As described above, according to this embodiment, the constant voltage circuit for stabilizing the output of the diode bridge rectifier circuit, the n-stage ladder resistance connected to the voltage dividing resistance, and the flow rate value signal are used. A variable voltage regulator circuit that variably outputs the electrolytic power supply, a voltage conversion circuit that converts the diode bridge current detected by CT into a voltage, and an overcurrent that detects the source resistance terminal voltage of the MOS transistor that turns on / off the electrolytic cell power supply. The detection circuit and the detection voltage of this overcurrent detection circuit or the output voltage of the voltage conversion circuit are used as inputs, and are set by the n-stage ladder resistance and the flow signal value that are interlocked with the electrolytic voltage value of the voltage variable regulator circuit. More reliable because it is equipped with an overcurrent comparator that outputs an overcurrent signal for the electrolysis stop signal output by comparing with the interlocking overcurrent threshold value. There is an effect that can be configured for efficient electrolysis power supply circuit that can reduce the amount of heat generated by suppressing the excessive loss of the overcurrent protection and regulator.
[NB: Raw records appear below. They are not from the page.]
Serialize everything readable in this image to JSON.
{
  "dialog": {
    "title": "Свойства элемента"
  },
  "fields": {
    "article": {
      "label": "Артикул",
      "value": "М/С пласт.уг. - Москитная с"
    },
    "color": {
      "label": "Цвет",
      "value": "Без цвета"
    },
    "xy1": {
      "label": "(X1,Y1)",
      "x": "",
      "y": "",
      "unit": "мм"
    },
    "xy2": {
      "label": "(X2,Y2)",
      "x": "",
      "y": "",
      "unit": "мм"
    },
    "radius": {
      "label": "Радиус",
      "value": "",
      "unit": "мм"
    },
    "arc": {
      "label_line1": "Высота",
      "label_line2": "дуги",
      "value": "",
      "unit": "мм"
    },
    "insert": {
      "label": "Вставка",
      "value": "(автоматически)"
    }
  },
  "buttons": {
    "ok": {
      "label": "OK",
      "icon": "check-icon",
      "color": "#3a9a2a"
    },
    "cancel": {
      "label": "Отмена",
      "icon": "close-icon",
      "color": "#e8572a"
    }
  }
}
[Brief description of drawings]

FIG. 1 is a circuit diagram of an electrolytic power supply circuit in an ionized water generator according to an embodiment of the present invention.

FIG. 2 is a timing chart of power ON / OFF control of the CPU shown in FIG.

FIG. 3 is a circuit diagram showing another embodiment of the present invention.

FIG. 4 is a circuit diagram of an electrolytic power supply circuit in a conventional ionized water generator.

[Explanation of symbols]

 1 Regulator 2 CT 3 Operational amplifier 4 Rectifier circuit 5 Smoothing circuit 6 Overcurrent comparator 7 CPU D1 Diode bridge D2 Protection diode ZD Zener diode R1 Current sensor R2 Source resistance R10, R11, R20, R21 Voltage dividing resistance R12 to R15, R22 to R25 Ladder resistance R16, R26 Flow rate resistance Q1 Overcurrent protection transistor Q2 Electrolytic power ON / OFF transistor Q5 Control transistor

Claims (1)

[Claims] 1. A constant voltage circuit that stabilizes the rectified output of a diode bridge, and an electrolytic power source is changed by increasing / decreasing an n-stage ladder resistance connected to an output side voltage dividing resistor using the constant voltage as an input and a flow signal value. A variable voltage regulator circuit that outputs, a voltage conversion circuit that detects the current of the diode bridge and converts it into a voltage value, and an overcurrent detection circuit that detects the source resistance terminal voltage of the MOS transistor for ON / OFF of the electrolytic cell power supply. Set by the increase / decrease of the n-stage ladder resistance and the flow rate signal value that are interlocked with the electrolytic voltage value of the voltage variable regulator circuit, with either the detection voltage of the overcurrent detection circuit or the output voltage of the voltage conversion circuit as an input. And an overcurrent comparator that outputs an overcurrent signal for outputting an electrolysis stop signal by comparison with an overcurrent threshold. Electrolytic power supply circuit in water generator.